Ce qui dérange peut-être le plus dans la saga du prémétro carolo, c’est d’avoir en dépit du bon sens dans les années 1980 poursuivi les travaux tous azimuts malgré les budgets qui s’épuisaient et malgré les besoins qui changeaient. En effet, alors que la situation économique empire, on ne décide pas de geler les travaux et de réorienter le projet, au contraire, on continue les opérations comme prévu.

La relance du processus

Années 1990 le contexte change. A la faveur de l’exemple strasbourgeois, le tramway recommence à avoir la cote, en particulier à Charleroi. Dans ce cadre le Gouvernement wallon annonce en 2008 la relance du tramway carolo. Le réseau d’ici à 2012 va être sensiblement réajusté :
-  création d’une antenne en surface pour relier le centre à Gosselies,
-  bouclage de l’anneau central,
-  prolongement vers Soleilmont de la ligne de Gilly déjà en service.
5 des 8 antennes du plan de métro léger des années 1960 sont donc abandonnées.

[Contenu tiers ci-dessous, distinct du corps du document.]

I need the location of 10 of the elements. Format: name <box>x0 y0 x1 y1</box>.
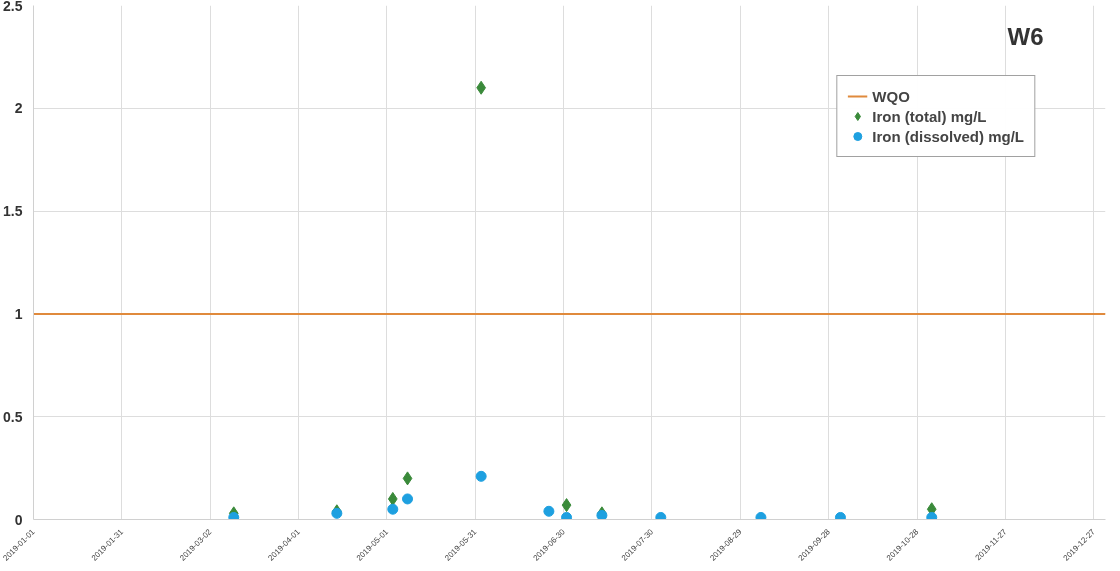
legend-label: WQO <box>872 87 910 105</box>
y-tick-label: 0 <box>14 511 23 528</box>
legend-label: Iron (total) mg/L <box>872 107 987 125</box>
y-tick-label: 0.5 <box>3 408 23 425</box>
y-tick-label: 2.5 <box>3 0 23 14</box>
y-tick-label: 1.5 <box>3 203 23 220</box>
y-tick-label: 1 <box>14 305 23 322</box>
text: W6 <box>1007 22 1044 50</box>
y-tick-label: 2 <box>14 100 23 117</box>
legend-label: Iron (dissolved) mg/L <box>872 127 1024 145</box>
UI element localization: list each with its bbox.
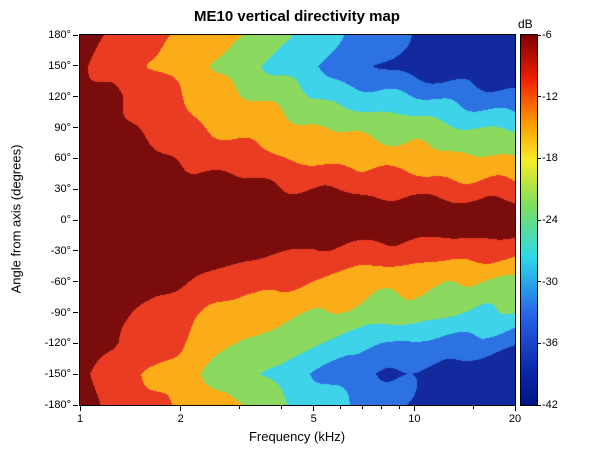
chart-title: ME10 vertical directivity map <box>194 8 400 25</box>
x-tick <box>514 406 516 411</box>
colorbar-tick <box>538 96 541 98</box>
colorbar-tick-label: -42 <box>542 399 558 411</box>
x-tick <box>413 406 415 411</box>
x-axis-label: Frequency (kHz) <box>248 429 346 444</box>
x-tick <box>79 406 81 411</box>
colorbar-label: dB <box>518 17 533 31</box>
y-tick-label: -180° <box>44 399 71 411</box>
x-tick <box>180 406 182 411</box>
y-tick <box>73 219 78 221</box>
y-tick <box>73 65 78 67</box>
x-tick-label: 10 <box>408 413 421 425</box>
colorbar-tick <box>538 281 541 283</box>
colorbar-gradient <box>521 35 537 405</box>
x-tick <box>313 406 315 411</box>
y-tick <box>73 250 78 252</box>
colorbar-tick-label: -12 <box>542 90 558 103</box>
x-minor-tick <box>280 406 282 409</box>
colorbar-tick <box>538 404 541 406</box>
y-tick-label: -60° <box>50 275 71 288</box>
colorbar-tick-label: -30 <box>542 275 558 288</box>
x-tick-label: 2 <box>177 413 184 425</box>
y-tick-label: 30° <box>54 183 71 196</box>
y-tick-label: -90° <box>50 306 71 319</box>
colorbar: -6 -12 -18 -24 -30 -36 -42 <box>520 29 558 411</box>
y-axis-label: Angle from axis (degrees) <box>8 144 24 294</box>
y-tick <box>73 342 78 344</box>
colorbar-tick <box>538 219 541 221</box>
colorbar-tick-label: -36 <box>542 337 558 350</box>
y-tick <box>73 281 78 283</box>
colorbar-tick <box>538 34 541 36</box>
y-tick <box>73 127 78 128</box>
colorbar-tick-label: -6 <box>542 29 552 41</box>
y-tick <box>73 188 78 190</box>
y-tick-label: -150° <box>44 368 71 381</box>
y-tick <box>73 96 78 98</box>
x-minor-tick <box>239 406 241 409</box>
x-tick-label: 5 <box>310 413 317 425</box>
x-minor-tick <box>472 406 474 409</box>
y-tick-label: -30° <box>50 244 71 257</box>
x-minor-tick <box>339 406 341 409</box>
y-tick-label: 150° <box>48 59 71 72</box>
y-tick-label: 90° <box>54 121 71 134</box>
x-minor-tick <box>381 406 383 409</box>
y-tick <box>73 373 78 375</box>
x-tick-label: 20 <box>508 413 522 425</box>
x-minor-tick <box>362 406 364 409</box>
colorbar-tick-label: -24 <box>542 214 558 226</box>
y-tick-label: 60° <box>54 152 71 165</box>
colorbar-tick <box>538 157 541 159</box>
y-tick <box>73 157 78 159</box>
y-tick <box>73 34 78 36</box>
colorbar-tick <box>538 342 541 344</box>
x-tick-label: 1 <box>76 413 84 425</box>
y-tick <box>73 312 78 313</box>
y-tick-label: 120° <box>48 90 71 103</box>
y-tick-label: -120° <box>44 337 71 350</box>
y-tick <box>73 404 78 406</box>
plot-area: 1 2 5 10 20 180° 150° 120° 90° 60° 30° 0° -30° -60° -9… <box>45 29 522 425</box>
x-minor-tick <box>398 406 400 409</box>
y-tick-label: 0° <box>60 214 71 226</box>
y-tick-label: 180° <box>48 29 71 41</box>
directivity-heatmap <box>80 35 515 405</box>
colorbar-tick-label: -18 <box>542 152 558 165</box>
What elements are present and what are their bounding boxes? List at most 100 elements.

Si la volonté est d’optimiser un réseau pour partie existant, ce qui est privilégié c’est le choix du transport public le plus adapté à la densité des zones desservies. Car le souhait est aussi de gérer au mieux des moyens publics limités, et d’éviter l’insensé. Tout ne sera donc pas métro léger ; des bus à hautes fréquences suivant les axes structurants seront appelés à jouer un rôle premier.

Et Espace-Environnement dans tout ça ?

Espace-Environnement, l’association carolo bien connue, se réjouit de la relance du prémétro. Cela dotera Charleroi d’une vraie alternative à l’utilisation de la voiture en ville.

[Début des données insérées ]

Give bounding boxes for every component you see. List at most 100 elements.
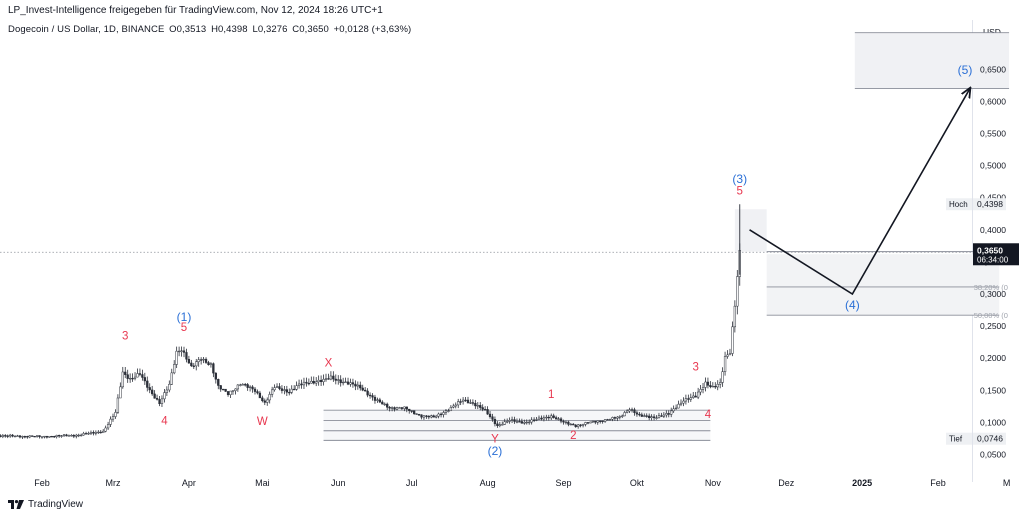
candle [645, 413, 648, 418]
price-tick-label: 0,2000 [980, 353, 1006, 363]
currency-label[interactable]: USD [983, 27, 1001, 37]
candle [635, 410, 639, 417]
candle [270, 386, 274, 398]
candle [346, 377, 350, 386]
price-tick-label: 0,1000 [980, 417, 1006, 427]
candle [454, 402, 457, 409]
candle-body [599, 420, 602, 422]
candle [248, 385, 252, 392]
candle-body [305, 381, 308, 384]
candle-body [99, 431, 102, 434]
candle [285, 385, 288, 396]
candle-body [390, 407, 394, 409]
candle [302, 377, 306, 389]
candle-body [643, 415, 646, 417]
candle-body [234, 388, 237, 391]
candle-body [45, 435, 49, 438]
candle [572, 423, 575, 426]
candle-body [630, 409, 634, 411]
candle-body [589, 421, 592, 424]
candle [545, 414, 548, 421]
candle [425, 415, 428, 419]
candle [667, 410, 670, 418]
candle-body [231, 390, 235, 392]
candle [682, 397, 685, 407]
candle [349, 378, 352, 387]
candle-body [219, 385, 222, 390]
candle [557, 416, 560, 421]
time-axis-label: Sep [555, 478, 571, 488]
candle [334, 374, 337, 385]
candle-body [488, 413, 492, 418]
candle [415, 413, 418, 415]
candle-body [114, 412, 117, 417]
candle [214, 372, 217, 384]
fib-label: 38,20% (0 [974, 283, 1008, 292]
candle-body [736, 276, 739, 307]
candle-body [317, 379, 320, 383]
wave-label-major: (3) [732, 172, 747, 186]
candle [567, 420, 570, 427]
candle-body [170, 372, 173, 385]
candle-body [719, 382, 722, 385]
candle-body [204, 358, 208, 363]
candle-body [660, 415, 663, 417]
candle-body [417, 413, 421, 416]
candle [297, 379, 301, 389]
candle-body [679, 402, 683, 405]
candle [474, 399, 477, 409]
candle-body [92, 432, 95, 434]
candle-body [430, 415, 433, 418]
candle [324, 373, 328, 382]
candle [82, 431, 85, 436]
candle-body [102, 430, 105, 434]
candle-body [491, 416, 494, 420]
symbol-name[interactable]: Dogecoin / US Dollar, 1D, BINANCE [8, 24, 165, 35]
candle-body [87, 433, 90, 435]
candle-body [207, 362, 210, 366]
candle [486, 406, 489, 415]
candle [696, 387, 700, 400]
candle-body [258, 392, 262, 399]
candle-body [312, 380, 315, 384]
candle [383, 402, 386, 406]
wave-label-minor: 1 [548, 389, 554, 401]
footer-brand[interactable]: TradingView [8, 499, 83, 510]
time-axis: Feb Mrz Apr Mai Jun Jul Aug Sep Okt Nov Dez 2025 Feb… [34, 478, 1010, 488]
candle [263, 398, 266, 406]
candle [55, 434, 58, 439]
candle [432, 414, 435, 418]
candle-body [283, 389, 286, 391]
candle [554, 415, 558, 420]
candle-body [72, 435, 75, 437]
candle-body [476, 405, 479, 407]
candle [393, 406, 396, 412]
candle-body [288, 391, 291, 394]
low-value: L0,3276 [252, 24, 288, 35]
price-axis-panel[interactable] [972, 20, 1024, 482]
candle [616, 416, 619, 422]
candle [493, 416, 497, 427]
candle [305, 377, 308, 387]
candle-body [195, 361, 198, 367]
candle-body [665, 413, 668, 416]
candle [99, 429, 102, 434]
candle [621, 414, 624, 419]
candle [80, 433, 83, 437]
close-value: C0,3650 [292, 24, 329, 35]
candle-body [315, 381, 318, 384]
candle-body [295, 385, 298, 390]
candle [92, 430, 95, 436]
candle-body [483, 409, 487, 411]
candle [16, 434, 19, 437]
candle-body [562, 420, 565, 423]
candle-body [124, 371, 127, 375]
candle-body [577, 424, 580, 427]
candle [515, 418, 519, 424]
candle [48, 435, 51, 438]
time-axis-label: Jul [406, 478, 418, 488]
candle [43, 435, 46, 439]
candle-body [226, 391, 230, 395]
candle [148, 383, 151, 394]
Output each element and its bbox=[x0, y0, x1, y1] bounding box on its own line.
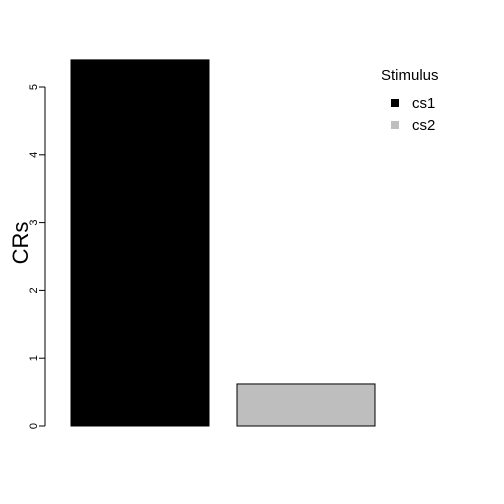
bar-cs2 bbox=[236, 383, 376, 427]
y-axis-title: CRs bbox=[8, 222, 33, 265]
y-tick-label-3: 3 bbox=[28, 220, 40, 226]
y-tick-label-1: 1 bbox=[28, 355, 40, 361]
y-tick-label-0: 0 bbox=[28, 423, 40, 429]
bar-cs1 bbox=[70, 59, 210, 427]
y-ticks: 0 1 2 3 4 5 bbox=[28, 84, 45, 429]
y-tick-label-4: 4 bbox=[28, 152, 40, 158]
legend-swatch-cs2 bbox=[391, 121, 399, 129]
y-tick-label-5: 5 bbox=[28, 84, 40, 90]
legend-swatch-cs1 bbox=[391, 99, 399, 107]
legend-label-cs1: cs1 bbox=[412, 95, 435, 112]
bars-group bbox=[70, 59, 376, 427]
legend-title: Stimulus bbox=[381, 67, 439, 84]
y-axis: 0 1 2 3 4 5 bbox=[28, 84, 46, 429]
y-tick-label-2: 2 bbox=[28, 287, 40, 293]
legend-label-cs2: cs2 bbox=[412, 117, 435, 134]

Toutefois, si cette relance du prémétro est une bonne chose, elle devrait être le prétexte pour repenser la ville et son développement d’une manière globale. Le schéma de structure actuellement élaboré constitue au passage une opportunité pour ce faire. Les activités industrielles par exemple ne sont plus à leur place en ville. « Ce n’est pas parce qu’à Charleroi on s’accommode de paysages surréalistes qu’on doit continuer à conserver des activités urbicides en centre-ville ».

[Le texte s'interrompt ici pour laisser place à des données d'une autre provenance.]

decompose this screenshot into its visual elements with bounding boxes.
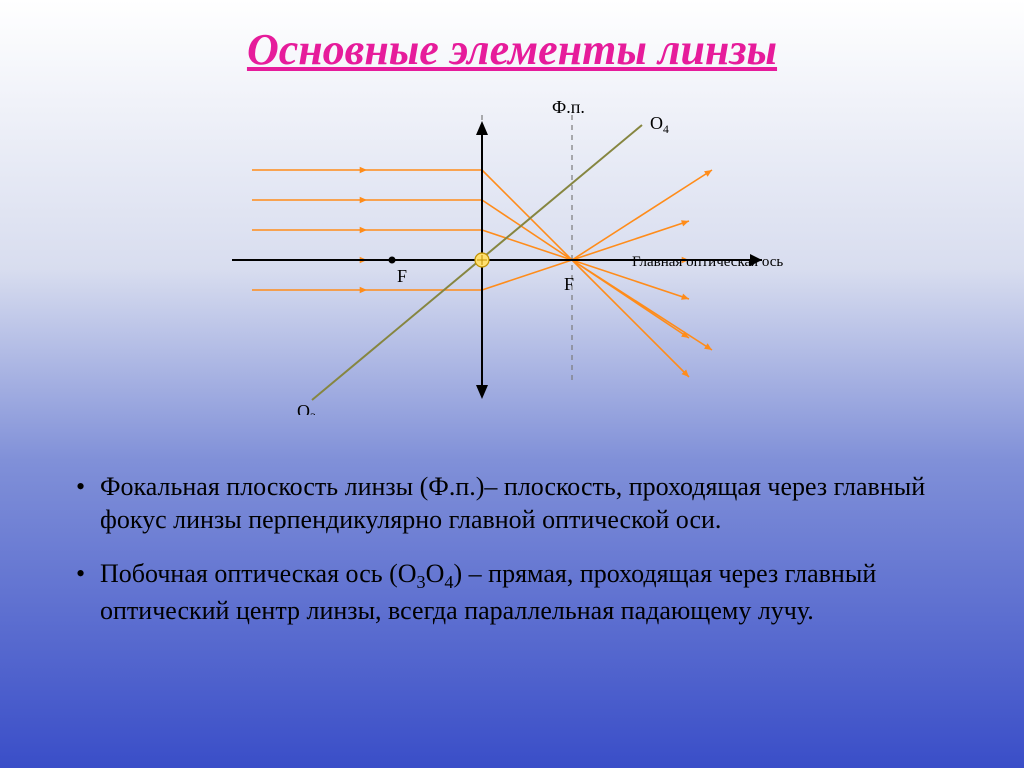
diagram-container: Ф.п. О4 О3 F F Главная оптическая ось (0, 85, 1024, 415)
slide-title: Основные элементы линзы (0, 0, 1024, 75)
lens-diagram: Ф.п. О4 О3 F F Главная оптическая ось (202, 85, 822, 415)
svg-text:F: F (397, 266, 407, 286)
svg-text:F: F (564, 274, 574, 294)
svg-text:О3: О3 (297, 401, 316, 415)
bullet-list: Фокальная плоскость линзы (Ф.п.)– плоско… (72, 470, 964, 647)
bullet-item: Фокальная плоскость линзы (Ф.п.)– плоско… (72, 470, 964, 537)
svg-text:Главная оптическая ось: Главная оптическая ось (632, 254, 783, 270)
svg-text:Ф.п.: Ф.п. (552, 97, 585, 117)
svg-text:О4: О4 (650, 113, 669, 136)
bullet-item: Побочная оптическая ось (О3О4) – прямая,… (72, 557, 964, 628)
slide: Основные элементы линзы Ф.п. О4 О3 F F Главна… (0, 0, 1024, 768)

Le plan de relance du prémétro abandonne des antennes bien entamées, en particulier la ligne de Chatelet. Ceci constitue une opportunité intéressante à saisir. Différents projets pourraient venir valoriser les infrastructures construites. Des cheminements doux pourraient y être aménagés, peut-être à l’image la « promenade du chemin de fer » à Bruxelles, ou de la « promenade du viaduc planté » à Paris. Les stations pourraient donner lieu à des reconversions astucieuses. La salle de concert Rockerill a déjà démontré la pertinence de telles solutions à Charleroi. Autant d’éléments qui montrent que Charleroi dans son ensemble possède un potentiel urbanistique rare, sur lequel asseoir à coup sûr le redéveloppement de la ville.